Library Coq.NArith.POrderedType


Require Import BinPos Equalities Orders OrdersTac.

Local Open Scope positive_scope.

DecidableType structure for positive numbers


Module Positive_as_UBE <: UsualBoolEq.
 Definition t := positive.
 Definition eq := @eq positive.
 Definition eqb := Peqb.
 Definition eqb_eq := Peqb_eq.
End Positive_as_UBE.

Module Positive_as_DT <: UsualDecidableTypeFull
 := Make_UDTF Positive_as_UBE.

Note that the last module fulfills by subtyping many other interfaces, such as DecidableType or EqualityType.

OrderedType structure for positive numbers


Module Positive_as_OT <: OrderedTypeFull.
 Include Positive_as_DT.
 Definition lt := Plt.
 Definition le := Ple.
 Definition compare p q := Pcompare p q Eq.

 Instance lt_strorder : StrictOrder Plt.

 Instance lt_compat : Proper (Logic.eq==>Logic.eq==>iff) Plt.

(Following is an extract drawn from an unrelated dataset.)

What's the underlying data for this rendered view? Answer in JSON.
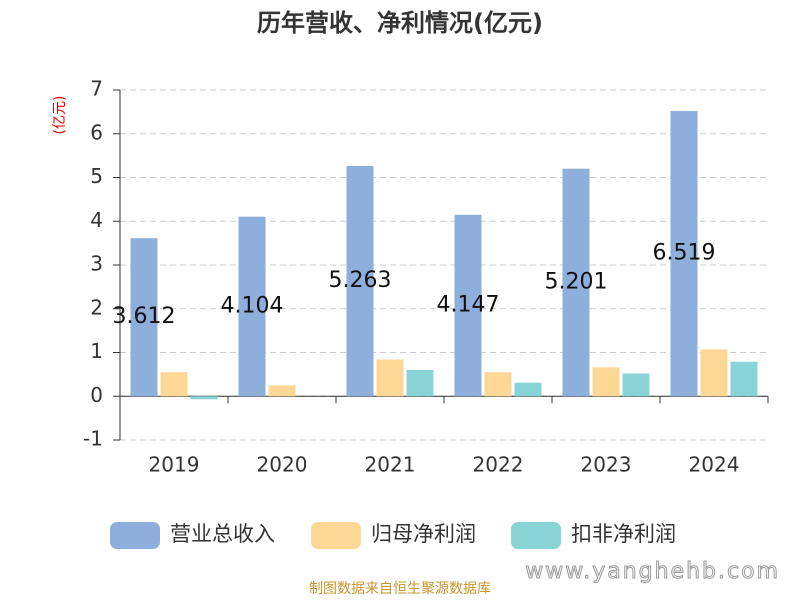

 Definition le_lteq := Ple_lteq.
 Definition compare_spec := Pcompare_spec.

End Positive_as_OT.

Note that Positive_as_OT can also be seen as a UsualOrderedType and a OrderedType (and also as a DecidableType).

An order tactic for positive numbers


Module PositiveOrder := OTF_to_OrderTac Positive_as_OT.
Ltac p_order := PositiveOrder.order.

Note that p_order is domain-agnostic: it will not prove 1<=2 or x<=x+x, but rather things like x<=y -> y<=x -> x=y.